Entretien réalisé par Xavier Sartre – Cité du Vatican

Les intentions du Pape François avant de venir au Canada étaient limpides : effectuer un pèlerinage pénitentiel et non un voyage apostolique ou une visite à une Église en particulier ; demander pardon aux peuples autochtones pour les abus dont ils ont été victimes pendant près de deux siècles dans les pensionnats catholiques. Son message, une fois sur place, sur les lieux mêmes de la souffrance, a été «très clair» reconnait le père Gilles Mongeau, vice-provincial des jésuites du Canada.

 

Entretien avec le père Gilles Mongeau sj sur le bilan du voyage du Pape au Canada

«Le Pape a été très authentique, très présent» estime le jésuite. Si la visite en elle-même a été positive, «le contexte a été très difficile» nuance-t-il. La venue de François a révélé qu’il y a encore «des aveuglements» au sein de l’Église catholique canadienne. «Dans certaines parties de l’Église du Canada, on n’a pas encore compris l’importance de vraiment consulter les autochtones quand on essaie d’organiser quelque chose avec eux et cela provoque des difficultés et cause des blessures».

«On va avoir encore besoin de temps pour vraiment comprendre ce qu’il s’est passé, pour que ce que le Pape a fait entre vraiment dans la conscience des gens et pour que nous comprenions mieux le travail qui reste à faire», juge le père Mongeau.

Des autochtones partagés

Du côté des communautés autochtones, les paroles et les gestes du Saint-Père ont suscité des réactions «mixtes» affirme le vice-provincial. Des survivants des pensionnats présents aux rencontres à Edmonton et sa région ont certes été touchés par «l’authenticité du Pape», «sa capacité de vraiment vivre ce pèlerinage pénitentiel» et ont compris sa démarche, mais d’autres n’ont même pas voulu participer. «La présence du Pape ravivait des blessures trop vives» explique le père Mongeau. Sans compter des mouvements «plus politiques» qui ont estimé que les excuses du Saint-Père étaient trop peu.

Ce voyage apostolique représente pour l’Église catholique du Canada une occasion de bien comprendre la profondeur du scandale des pensionnats et de la politique d’assimilation forcée des autochtones.

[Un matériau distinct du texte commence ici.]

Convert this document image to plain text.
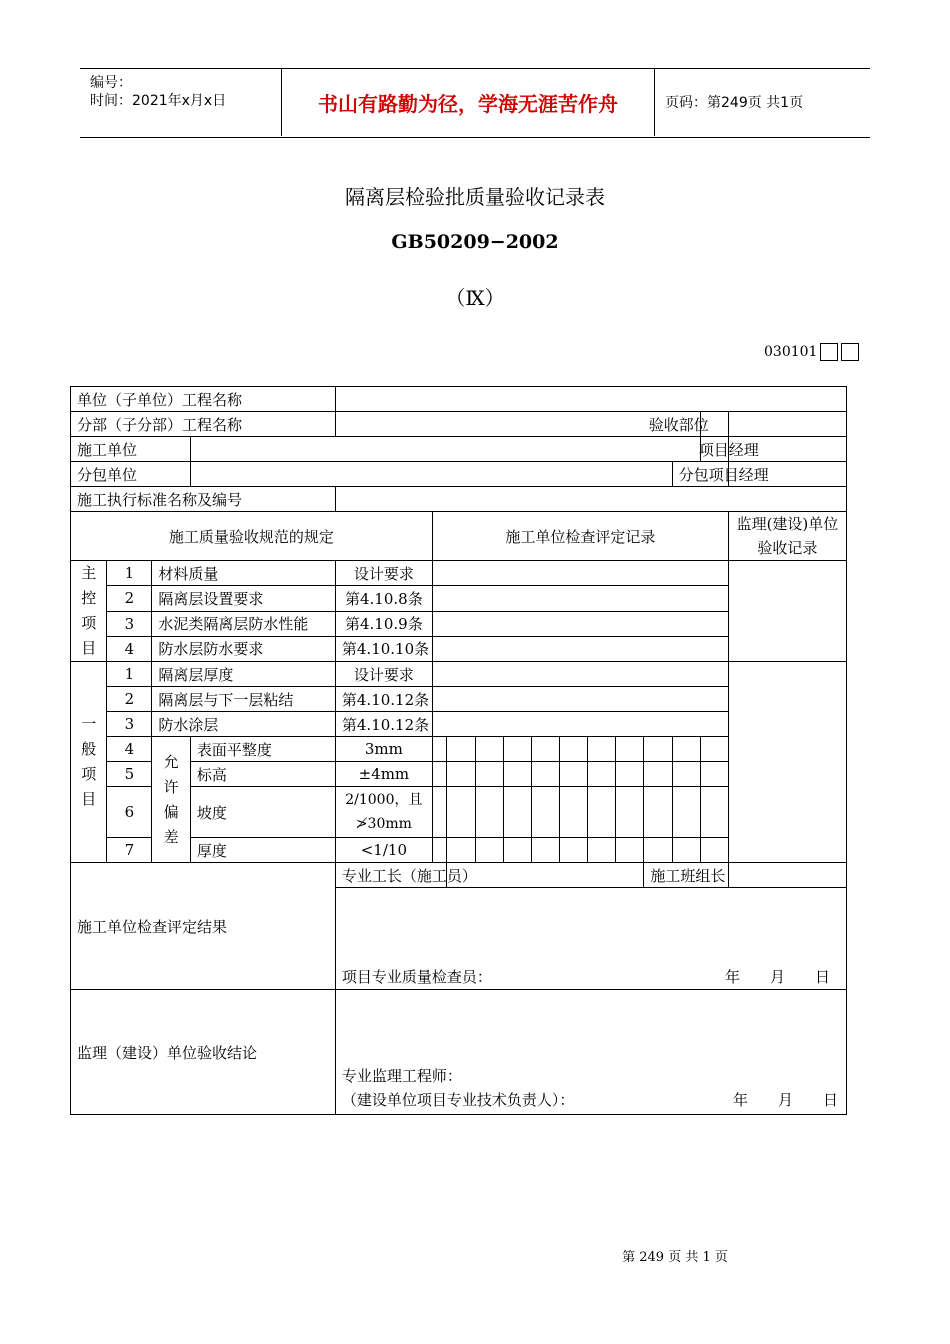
编号：
时间：2021年x月x日	书山有路勤为径，学海无涯苦作舟	页码：第249页 共1页
隔离层检验批质量验收记录表
GB50209−2002
（Ⅸ）
030101
单位（子单位）工程名称																
分部（子分部）工程名称															验收部位	
施工单位															项目经理	
分包单位														分包项目经理		
施工执行标准名称及编号																
施工质量验收规范的规定					施工单位检查评定记录											监理(建设)单位验收记录
主控项目	1	材料质量		设计要求												
	2	隔离层设置要求		第4.10.8条												
	3	水泥类隔离层防水性能		第4.10.9条												
	4	防水层防水要求		第4.10.10条												
一般项目	1	隔离层厚度		设计要求												
	2	隔离层与下一层粘结		第4.10.12条												
	3	防水涂层		第4.10.12条												
	4	允许偏差	表面平整度	3mm												
	5		标高	±4mm												
	6		坡度	2/1000，且≯30mm												

	7		厚度	<1/10												
施工单位检查评定结果				专业工长（施工员）									施工班组长			

				项目专业质量检查员： 年　　月　　日												

监理（建设）单位验收结论				专业监理工程师：
（建设单位项目专业技术负责人）： 年　　月　　日												
第 249 页 共 1 页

Il fut aussi l’occasion de bien comprendre que le chemin de pardon et de réconciliation n’en est qu’à ses débuts. Maintenant qu’il a été borné par le Pape en personne, c’est à l’Église canadienne d’agir.

Réconciliation au niveau local

Pour le père Mongeau, qui est impliqué depuis de nombreuses années dans ces questions, c’est au niveau local que le travail doit commencer. Il s’agit selon lui d’un «travail d’écoute et d’accueil», «de se laisser toucher par la réalité des survivants mais aussi de leurs descendants, de leur famille, de leurs petits-enfants qui eux aussi souffrent des conséquences de ces pensionnats». «Il faut poser des gestes naturels de personne à personne», «il faut une conversion profonde au niveau des communautés locales, il faut aussi accueillir la spiritualité et les traditions spirituelles autochtones», détaille-t-il.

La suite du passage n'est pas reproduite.